Sarah Ella completed four years of college and in July 1881 she married Harry (often also Henry) Schlesinger, an Austrian immigrant. Before their marriage, Harry resided in Chattanooga, TN, where he clerked in a store. The couple resided in Atlanta after their marriage and had six children. Her husband was a candy manufacturer. By 1910 the household included a Black married couple, working as a butler and a maid. The family lived on W. Peachtree Street and in 1930 the home was valued at $40,000. Ella continued to reside in the home after the passing of her husband in 1920. In 1930 four white boarders resided with Ella at this time, none of whom seem to have been servants.
By 1940 Ella lived with her divorced daughter, Mrs. Harry S. Moore. She passed away in November 1948 and her obituary in the Atlanta Constitution described her as "active in civic and social work" in Atlanta.

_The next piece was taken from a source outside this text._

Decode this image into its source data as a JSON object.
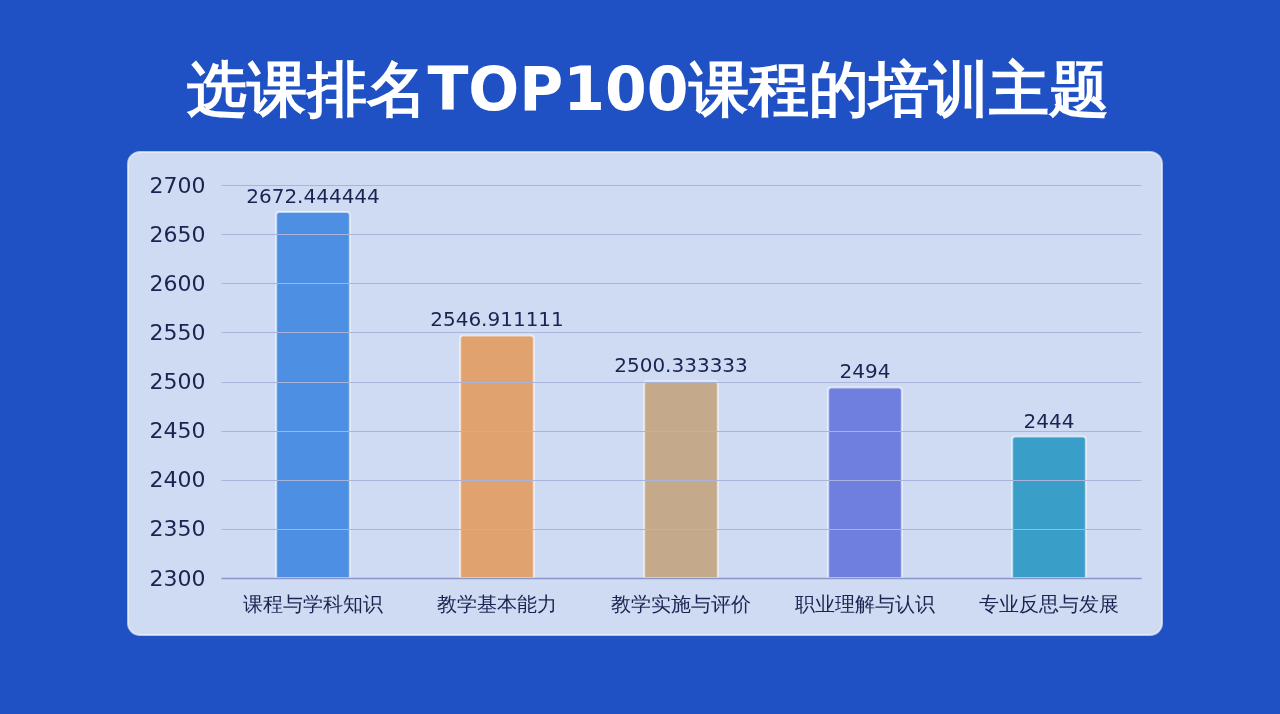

Only modest information survives of her suffrage involvement. In July 1914 she served as the treasurer of the Equal Suffrage Party of Georgia; another source indicates that she was also the secretary of the Equal Suffrage Party.
During World War I, Mrs. Schlesinger organized a Sewing Circle, which contributed its products to the Red Cross's war work. She also supported the Red Cross membership drive in the fall of 1917, signing up 87 new members from the large department store, Davison-Paxon-Stokes. A May 1919 article featured a report from Mrs. Schlesinger "that hundreds of garments had been knitted and sewed" by volunteers organized by the Atlanta Council of Jewish Women.
Ida Husted Harper, et al., eds., History of Woman Suffrage, vol. 6 [LINK to GA state report].
Federal Manuscript Censuses: Rome, GA, 1860 and 1870; 1880, Chattanooga, TN; Atlanta, GA; 1900-1940. Accessed via Ancestry Library Edition.
Death Records, Harry Lionel Schlesinger, 1920; and Ella Cohen Schlesinger, 1948. Accessed online, Ancestry Library Edition.
Find-a-Grave death record for Ella Cohen Schlesinger, 1948.
"Ten-Year-Old Girl Lead [sic] the Workers," 20 December 1917.
"Annual Meeting of Council of Jewish Women," 11 May 1919, p. 3.
"Mrs. H.L. Schlesinger, Civic Leader, Dies Here, 1 December 1948, p. 23.
All accessed via Newspapers.com.
Beth S. Wenger, "Jewish Women of the Club," American Jewish History 76:3 (March 1987), 311-33. See p. 329, note 58.